Sustainable development begins with a good master plan. We seek to design communities where nature’s regenerative systems are integrated into the very fabric of life. Our approach to community planning is both an intervention and an investment. Interventions address eco-system repair and patterns of social dysfunction. Investment builds on what is good and introduces initiatives for zero waste, net-zero emissions, and resilience. Our triple bottom line approach to developing a thriving built-environment is inclusive, culturally sensitive, ecologically balanced, and appropriately integrates technology.
Global warming is initiating major disturbances and changes in our lives. Our responsibility as professionals is to ensure safety and preparation for the possible but unexpected.
Planning for homes and spaces that can serve the higher percentage of the population with limited financial means in providing their needs, a dignified clean functional space with the most efficient use of resources possible.
Planet Earth’s valuable resources are finite. To build a system where human and natural communities can strive, dedicating the right quantity of resources in the service of maximal efficient functionality is a priority. The life-cycle study helps us to avoid material and energy waste.
Building a project is both an intervention and an investment. Hence this intervention needs to impact its environment positively towards the nurturing of life, natural and human. Investing in a project means ensuring its natural, social and economical sustainability in the long run.
We make sure to involve all of our project stakeholders from start to finish, most primarily the end users of our built environment.
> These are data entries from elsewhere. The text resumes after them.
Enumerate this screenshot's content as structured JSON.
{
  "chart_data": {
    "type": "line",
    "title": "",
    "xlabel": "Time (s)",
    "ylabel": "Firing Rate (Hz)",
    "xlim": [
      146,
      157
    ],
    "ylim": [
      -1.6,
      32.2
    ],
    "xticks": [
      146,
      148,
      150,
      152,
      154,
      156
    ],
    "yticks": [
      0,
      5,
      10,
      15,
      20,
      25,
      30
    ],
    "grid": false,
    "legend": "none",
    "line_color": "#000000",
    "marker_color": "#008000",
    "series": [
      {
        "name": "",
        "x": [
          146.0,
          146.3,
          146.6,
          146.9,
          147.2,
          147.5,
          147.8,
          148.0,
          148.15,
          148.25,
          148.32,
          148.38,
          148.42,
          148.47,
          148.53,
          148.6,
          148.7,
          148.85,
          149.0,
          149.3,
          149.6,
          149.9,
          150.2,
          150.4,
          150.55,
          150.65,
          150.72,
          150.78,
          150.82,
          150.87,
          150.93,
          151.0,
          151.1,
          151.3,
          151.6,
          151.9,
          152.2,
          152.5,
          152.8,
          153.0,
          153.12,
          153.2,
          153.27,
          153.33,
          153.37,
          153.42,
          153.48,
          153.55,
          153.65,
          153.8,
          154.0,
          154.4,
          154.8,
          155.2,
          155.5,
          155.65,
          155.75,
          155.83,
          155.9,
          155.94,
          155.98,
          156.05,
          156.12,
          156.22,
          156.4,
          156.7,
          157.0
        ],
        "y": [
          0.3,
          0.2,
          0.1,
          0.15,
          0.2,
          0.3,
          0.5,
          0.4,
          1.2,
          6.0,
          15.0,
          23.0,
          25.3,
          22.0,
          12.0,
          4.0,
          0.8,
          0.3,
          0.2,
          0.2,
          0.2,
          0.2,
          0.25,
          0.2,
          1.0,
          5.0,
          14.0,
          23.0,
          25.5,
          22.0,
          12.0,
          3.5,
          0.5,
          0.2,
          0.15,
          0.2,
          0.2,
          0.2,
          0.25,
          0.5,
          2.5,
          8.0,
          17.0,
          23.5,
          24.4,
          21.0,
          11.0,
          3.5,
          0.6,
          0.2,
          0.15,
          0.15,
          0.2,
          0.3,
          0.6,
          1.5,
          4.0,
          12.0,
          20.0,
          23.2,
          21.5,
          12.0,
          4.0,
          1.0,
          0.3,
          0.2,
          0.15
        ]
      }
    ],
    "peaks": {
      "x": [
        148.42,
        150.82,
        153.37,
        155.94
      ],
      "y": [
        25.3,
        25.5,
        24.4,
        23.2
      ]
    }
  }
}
Our round table comprises a multidisciplinary team that offers multiple intertwining lenses to the projects’ conception.
We also want to make sure that our environment is accessible to everyone including people with special needs and disabilities.
Cultural context and history are very important for us to understand so that our projects integrate to the urban web and respond to local people and users needs. Furthermore, people who have lived for generations in an ecosystem have a keen knowledge and experience of its challenges and constraints, and how best to adapt and strive using locally available resources efficiently. A value that helps us design better is our openness to learning.
Encouragement to engage the community in their built environment through public interactive spaces, gardens, and social gathering circles.
Understanding nature’s genius, functioning, processes, and systems in order to implement its core lessons into our designs is one of our key practices. Nature’s genius is what allowed diverse living species to evolve and persist for millions and billions of years. This understanding allows us to create more ecologically sustainable designs and interventions.
Deeply understanding the biome we’re building in is also a core DHA-EA value. That allows us to not only preserve but help regenerate the natural ecosystem we build in by cultivating native species, ecological corridors, encouraging agroforestry practices and integrating nature into our built environment, inside and out.
Contributing to the reduction of global warming is also a responsibility that we hold dear. Hence we strive to integrate low-energy processes within our designs and clean energy sources for electricity such as solar energy. We also place importance on public transportation and the overall reduction of the carbon footprint of our project.